The casualty toll from El Salvador's second earthquake in one month held at 260 dead and some 2,200 injured, as rescue crews battled blocked roads and downed power lines to get help to stricken areas.
Some villages that suffered little damage in the Jan. 13 quake, such as San Vicente, Guadalupe and Verapaz, were devastated in Tuesday's temblor, with 50 to 70 percent of homes destroyed, President Francisco Flores said
PHOTO: AP
"We have to make the utmost effort" to maintain the supply lines to stricken communities set up after the last quake, he said, adding that hospitals and inns in San Vicente Province, one of the worst hit, were overwhelmed by quake victims.
"The death toll continues to rise. We don't know the exact numbers, but thousands have been affected," Flores said.
All schools were closed Tuesday and church services for the victims of the Jan. 13 quake were suspended after the earthquake struck at 8:22am local time.
Rescue crews made their way to the worst-hit areas in the central departments of Cuscatlan, La Paz, San Vicente and La Libertad, but road access to some areas was blocked by landslides cause by the quake.
The quake also knocked out phone service throughout much of the country. Flores said the supply of drinking water in San Salvador was "heavily damaged" and that a section of the Panamerican Highway linking North and South America had collapsed.
Authorities said people were also buried under their collapsed homes in the towns of San Miguel Tepezontes and San Agustin, outside the Salvadoran capital. Both towns were hit hard by last month's quake as well.
The earthquake measured 6.1 on the open-ended Richter scale, according to the US Geological Survey (USGS) in Colorado.
The Nicaraguan Institute for Earth Studies measured it at 6.4. The temblor was also felt in Guatemala and Honduras.

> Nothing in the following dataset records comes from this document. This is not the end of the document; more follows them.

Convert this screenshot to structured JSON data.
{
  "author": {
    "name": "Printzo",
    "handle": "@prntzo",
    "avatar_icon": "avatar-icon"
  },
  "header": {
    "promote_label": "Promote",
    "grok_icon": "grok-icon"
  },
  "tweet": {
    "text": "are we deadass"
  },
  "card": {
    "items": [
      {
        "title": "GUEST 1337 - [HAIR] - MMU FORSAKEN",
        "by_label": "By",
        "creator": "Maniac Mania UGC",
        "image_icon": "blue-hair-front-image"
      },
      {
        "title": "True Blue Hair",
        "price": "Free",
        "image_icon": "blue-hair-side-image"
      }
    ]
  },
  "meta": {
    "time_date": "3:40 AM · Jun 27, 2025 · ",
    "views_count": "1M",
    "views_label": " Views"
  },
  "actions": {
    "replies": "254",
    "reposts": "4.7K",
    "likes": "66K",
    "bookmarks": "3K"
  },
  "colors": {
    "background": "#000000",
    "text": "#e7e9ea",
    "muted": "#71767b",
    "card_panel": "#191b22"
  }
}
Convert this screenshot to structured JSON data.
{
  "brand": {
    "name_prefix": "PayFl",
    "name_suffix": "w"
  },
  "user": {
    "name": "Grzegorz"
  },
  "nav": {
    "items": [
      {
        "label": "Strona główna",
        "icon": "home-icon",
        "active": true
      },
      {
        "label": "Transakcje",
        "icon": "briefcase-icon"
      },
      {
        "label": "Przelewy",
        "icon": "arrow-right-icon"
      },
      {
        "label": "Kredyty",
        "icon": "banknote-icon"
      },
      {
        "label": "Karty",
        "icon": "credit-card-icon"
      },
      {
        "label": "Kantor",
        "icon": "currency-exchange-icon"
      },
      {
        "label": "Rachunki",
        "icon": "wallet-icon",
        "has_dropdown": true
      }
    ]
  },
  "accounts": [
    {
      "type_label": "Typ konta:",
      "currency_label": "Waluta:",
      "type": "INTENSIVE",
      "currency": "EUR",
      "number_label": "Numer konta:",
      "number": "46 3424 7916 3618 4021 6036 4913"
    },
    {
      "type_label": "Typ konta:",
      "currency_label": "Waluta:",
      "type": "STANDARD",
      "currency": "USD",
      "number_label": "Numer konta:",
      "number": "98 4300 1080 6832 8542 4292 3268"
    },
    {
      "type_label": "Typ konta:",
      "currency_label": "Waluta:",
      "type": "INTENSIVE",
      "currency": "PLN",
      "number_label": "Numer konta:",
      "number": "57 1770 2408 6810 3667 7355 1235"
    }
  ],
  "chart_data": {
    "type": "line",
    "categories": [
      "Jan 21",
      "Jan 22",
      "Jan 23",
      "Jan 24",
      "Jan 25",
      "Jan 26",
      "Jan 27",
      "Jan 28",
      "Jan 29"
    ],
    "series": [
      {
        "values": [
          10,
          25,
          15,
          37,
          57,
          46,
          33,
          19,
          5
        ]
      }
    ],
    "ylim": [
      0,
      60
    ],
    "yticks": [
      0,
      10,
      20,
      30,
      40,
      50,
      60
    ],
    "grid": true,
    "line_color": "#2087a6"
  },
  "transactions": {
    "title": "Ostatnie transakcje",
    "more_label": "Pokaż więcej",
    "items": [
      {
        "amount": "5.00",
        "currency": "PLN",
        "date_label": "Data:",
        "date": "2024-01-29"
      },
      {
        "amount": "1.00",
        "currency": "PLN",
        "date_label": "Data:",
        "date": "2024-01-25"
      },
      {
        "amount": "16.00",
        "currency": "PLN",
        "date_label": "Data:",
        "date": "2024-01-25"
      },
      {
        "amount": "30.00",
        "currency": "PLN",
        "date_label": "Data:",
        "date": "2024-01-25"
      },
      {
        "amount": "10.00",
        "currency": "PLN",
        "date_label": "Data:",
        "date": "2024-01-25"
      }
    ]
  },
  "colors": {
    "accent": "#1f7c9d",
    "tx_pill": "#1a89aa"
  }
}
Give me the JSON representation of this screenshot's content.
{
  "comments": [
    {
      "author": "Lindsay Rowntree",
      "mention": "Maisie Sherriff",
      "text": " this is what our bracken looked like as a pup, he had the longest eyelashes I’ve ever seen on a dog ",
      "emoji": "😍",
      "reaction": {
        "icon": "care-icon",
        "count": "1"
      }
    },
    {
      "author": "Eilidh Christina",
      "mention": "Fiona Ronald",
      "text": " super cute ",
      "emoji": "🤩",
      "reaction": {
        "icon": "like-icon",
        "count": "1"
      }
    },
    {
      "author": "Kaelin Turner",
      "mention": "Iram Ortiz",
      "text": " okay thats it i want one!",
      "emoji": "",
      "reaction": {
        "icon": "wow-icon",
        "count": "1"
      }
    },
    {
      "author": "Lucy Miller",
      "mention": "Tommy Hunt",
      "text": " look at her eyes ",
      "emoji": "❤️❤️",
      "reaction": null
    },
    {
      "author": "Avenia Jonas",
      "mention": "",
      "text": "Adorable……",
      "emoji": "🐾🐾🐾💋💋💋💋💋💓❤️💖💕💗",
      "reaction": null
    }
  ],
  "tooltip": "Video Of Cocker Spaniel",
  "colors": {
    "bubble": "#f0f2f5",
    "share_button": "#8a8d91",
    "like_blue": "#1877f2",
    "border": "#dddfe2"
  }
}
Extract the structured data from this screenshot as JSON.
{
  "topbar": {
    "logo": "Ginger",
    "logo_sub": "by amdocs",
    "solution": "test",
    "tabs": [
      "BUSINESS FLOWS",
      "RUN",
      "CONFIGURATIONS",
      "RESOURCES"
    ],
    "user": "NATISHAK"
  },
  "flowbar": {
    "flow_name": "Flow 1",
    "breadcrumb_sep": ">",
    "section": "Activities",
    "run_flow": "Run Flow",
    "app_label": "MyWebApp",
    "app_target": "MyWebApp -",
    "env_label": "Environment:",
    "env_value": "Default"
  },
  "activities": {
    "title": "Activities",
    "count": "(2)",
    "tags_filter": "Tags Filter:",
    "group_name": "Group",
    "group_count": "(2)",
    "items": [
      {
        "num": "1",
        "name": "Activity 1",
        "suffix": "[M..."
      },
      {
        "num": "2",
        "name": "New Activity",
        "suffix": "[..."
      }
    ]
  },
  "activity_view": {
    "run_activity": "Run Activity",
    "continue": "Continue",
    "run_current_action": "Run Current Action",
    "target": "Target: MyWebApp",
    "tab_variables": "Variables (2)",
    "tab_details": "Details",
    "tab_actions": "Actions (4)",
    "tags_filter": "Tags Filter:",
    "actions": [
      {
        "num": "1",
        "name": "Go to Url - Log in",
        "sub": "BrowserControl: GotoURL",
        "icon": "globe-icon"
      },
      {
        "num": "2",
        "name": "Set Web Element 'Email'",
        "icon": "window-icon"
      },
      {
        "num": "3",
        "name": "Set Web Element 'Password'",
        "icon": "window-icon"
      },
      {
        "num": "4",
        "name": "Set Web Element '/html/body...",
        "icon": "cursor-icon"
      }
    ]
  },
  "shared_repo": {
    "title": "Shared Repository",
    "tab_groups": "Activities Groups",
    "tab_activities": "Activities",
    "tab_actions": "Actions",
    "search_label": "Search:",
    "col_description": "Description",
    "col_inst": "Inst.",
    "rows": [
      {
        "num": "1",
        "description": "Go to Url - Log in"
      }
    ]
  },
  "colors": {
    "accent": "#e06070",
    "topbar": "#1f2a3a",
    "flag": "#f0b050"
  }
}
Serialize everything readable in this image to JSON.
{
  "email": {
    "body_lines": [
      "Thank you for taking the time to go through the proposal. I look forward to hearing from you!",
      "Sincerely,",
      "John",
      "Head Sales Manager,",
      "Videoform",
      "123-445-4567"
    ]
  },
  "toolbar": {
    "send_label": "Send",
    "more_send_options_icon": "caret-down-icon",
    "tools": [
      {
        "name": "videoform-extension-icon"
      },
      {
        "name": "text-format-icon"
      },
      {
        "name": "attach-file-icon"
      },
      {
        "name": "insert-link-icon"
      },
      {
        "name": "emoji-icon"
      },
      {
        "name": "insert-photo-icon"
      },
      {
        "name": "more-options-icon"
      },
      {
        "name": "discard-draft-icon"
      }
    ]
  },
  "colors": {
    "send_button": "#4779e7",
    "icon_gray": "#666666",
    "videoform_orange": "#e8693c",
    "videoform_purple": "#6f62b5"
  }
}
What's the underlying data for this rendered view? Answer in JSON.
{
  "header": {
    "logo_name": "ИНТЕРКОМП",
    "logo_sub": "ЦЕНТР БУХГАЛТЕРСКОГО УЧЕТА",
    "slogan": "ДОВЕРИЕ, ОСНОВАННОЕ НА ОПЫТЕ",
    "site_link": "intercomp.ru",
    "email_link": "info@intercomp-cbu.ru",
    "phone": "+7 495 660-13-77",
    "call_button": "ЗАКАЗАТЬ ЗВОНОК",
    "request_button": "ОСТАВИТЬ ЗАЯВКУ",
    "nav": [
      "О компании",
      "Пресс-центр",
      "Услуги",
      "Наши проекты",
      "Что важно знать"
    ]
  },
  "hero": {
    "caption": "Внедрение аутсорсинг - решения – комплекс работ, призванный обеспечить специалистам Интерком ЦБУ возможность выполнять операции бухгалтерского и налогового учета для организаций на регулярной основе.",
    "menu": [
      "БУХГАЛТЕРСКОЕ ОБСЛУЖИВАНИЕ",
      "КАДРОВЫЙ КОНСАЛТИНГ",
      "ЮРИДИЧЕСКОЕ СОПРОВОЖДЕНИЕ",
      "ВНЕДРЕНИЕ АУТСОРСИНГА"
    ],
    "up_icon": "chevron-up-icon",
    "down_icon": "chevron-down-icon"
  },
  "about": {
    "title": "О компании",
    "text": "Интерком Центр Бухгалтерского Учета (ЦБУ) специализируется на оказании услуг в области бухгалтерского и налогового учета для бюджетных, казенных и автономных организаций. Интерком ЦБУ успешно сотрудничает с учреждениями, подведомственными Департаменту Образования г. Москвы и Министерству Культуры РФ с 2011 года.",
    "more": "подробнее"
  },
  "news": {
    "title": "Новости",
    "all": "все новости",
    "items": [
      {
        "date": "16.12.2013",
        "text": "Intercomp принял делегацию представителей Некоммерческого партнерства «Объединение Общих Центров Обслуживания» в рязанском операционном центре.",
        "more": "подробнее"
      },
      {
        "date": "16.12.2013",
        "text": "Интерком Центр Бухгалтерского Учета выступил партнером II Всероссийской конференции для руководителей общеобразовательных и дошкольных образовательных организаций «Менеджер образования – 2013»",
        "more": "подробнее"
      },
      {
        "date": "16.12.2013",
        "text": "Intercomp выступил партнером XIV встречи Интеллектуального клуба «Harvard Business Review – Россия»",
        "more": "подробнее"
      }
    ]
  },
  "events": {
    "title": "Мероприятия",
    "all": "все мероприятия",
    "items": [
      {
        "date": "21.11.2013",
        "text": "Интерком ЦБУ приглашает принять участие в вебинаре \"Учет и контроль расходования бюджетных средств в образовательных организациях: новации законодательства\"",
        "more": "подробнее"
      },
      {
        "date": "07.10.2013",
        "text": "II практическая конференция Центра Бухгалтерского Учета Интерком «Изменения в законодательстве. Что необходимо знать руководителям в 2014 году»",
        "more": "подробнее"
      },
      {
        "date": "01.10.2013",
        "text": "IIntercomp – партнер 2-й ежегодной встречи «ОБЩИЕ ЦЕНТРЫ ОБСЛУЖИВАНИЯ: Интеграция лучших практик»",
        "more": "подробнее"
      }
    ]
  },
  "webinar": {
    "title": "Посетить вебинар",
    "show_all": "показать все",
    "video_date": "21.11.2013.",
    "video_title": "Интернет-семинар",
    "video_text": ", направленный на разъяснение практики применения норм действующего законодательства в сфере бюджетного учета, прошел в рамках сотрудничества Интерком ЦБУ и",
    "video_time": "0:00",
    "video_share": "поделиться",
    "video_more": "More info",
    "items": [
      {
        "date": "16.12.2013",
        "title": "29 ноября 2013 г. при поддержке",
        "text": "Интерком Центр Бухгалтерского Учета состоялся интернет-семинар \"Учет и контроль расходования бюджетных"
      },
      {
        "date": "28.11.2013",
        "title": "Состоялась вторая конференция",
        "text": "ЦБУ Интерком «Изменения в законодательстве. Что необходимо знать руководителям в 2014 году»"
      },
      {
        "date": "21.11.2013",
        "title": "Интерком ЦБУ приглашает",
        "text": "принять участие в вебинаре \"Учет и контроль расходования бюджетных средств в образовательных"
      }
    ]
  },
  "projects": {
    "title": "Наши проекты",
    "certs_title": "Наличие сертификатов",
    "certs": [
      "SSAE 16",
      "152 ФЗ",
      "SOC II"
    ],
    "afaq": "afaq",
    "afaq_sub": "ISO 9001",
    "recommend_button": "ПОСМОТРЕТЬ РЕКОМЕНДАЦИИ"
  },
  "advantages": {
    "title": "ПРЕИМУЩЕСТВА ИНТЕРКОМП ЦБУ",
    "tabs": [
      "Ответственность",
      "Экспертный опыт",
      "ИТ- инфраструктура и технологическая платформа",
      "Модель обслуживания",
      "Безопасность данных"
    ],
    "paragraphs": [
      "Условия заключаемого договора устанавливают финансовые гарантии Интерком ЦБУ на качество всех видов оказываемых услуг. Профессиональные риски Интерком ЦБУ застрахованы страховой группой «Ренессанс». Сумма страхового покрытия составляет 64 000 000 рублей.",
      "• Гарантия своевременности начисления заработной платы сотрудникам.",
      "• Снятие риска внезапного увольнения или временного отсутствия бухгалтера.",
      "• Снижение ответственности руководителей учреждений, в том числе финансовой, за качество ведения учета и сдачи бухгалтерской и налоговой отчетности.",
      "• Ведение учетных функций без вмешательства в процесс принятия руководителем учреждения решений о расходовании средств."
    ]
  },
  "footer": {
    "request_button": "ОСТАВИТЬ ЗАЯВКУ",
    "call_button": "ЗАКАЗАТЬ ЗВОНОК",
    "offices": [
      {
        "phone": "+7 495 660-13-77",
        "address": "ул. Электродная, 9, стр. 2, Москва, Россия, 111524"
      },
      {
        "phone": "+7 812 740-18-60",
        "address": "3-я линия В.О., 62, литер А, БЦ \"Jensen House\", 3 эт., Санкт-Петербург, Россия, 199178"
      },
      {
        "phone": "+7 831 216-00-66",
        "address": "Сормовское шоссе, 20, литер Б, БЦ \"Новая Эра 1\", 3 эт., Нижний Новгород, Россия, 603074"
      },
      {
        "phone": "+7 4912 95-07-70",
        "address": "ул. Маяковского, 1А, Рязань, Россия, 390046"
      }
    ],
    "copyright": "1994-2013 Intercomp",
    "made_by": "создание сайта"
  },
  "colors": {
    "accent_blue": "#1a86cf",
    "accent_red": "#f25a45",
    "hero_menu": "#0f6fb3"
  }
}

The epicenter was located 8.2km beneath the surface of the Earth, at San Pedro Nonualco, some 60km east of San Salvador.
Between 15 and 20 school children were killed when their school building, built of mud-brick, collapsed with the earthquake, the headmistress of the Roman Catholic-run school told local television.
The traumatized teacher from the municipality of Candelaria, some 40km east of the capital, said children in her care were still buried under the rubble.
Rescue crews told television crews at the school site that they were able to pull 25 injured children from the rubble, some of whom were taken in serious condition to a hospital in San Salvador.
Presidential spokesman Luis Lopez Portillo told of more school tragedies: "In Cojutepeque alone we have reports of three schools, where classes were being held, that have collapsed," he said.
Meanwhile, Taiwan's government yesterday expressed its deep condolences to its ally.
The president, vice president, premier and foreign minister sent their condolences yesterday to their counterparts in El Salvador, said Andrew Chang
Chang said Taipei's embassy in San Salvador had already been asked to contact the appropriate local authorities to establish what items the country urgently needed, before sending more aid.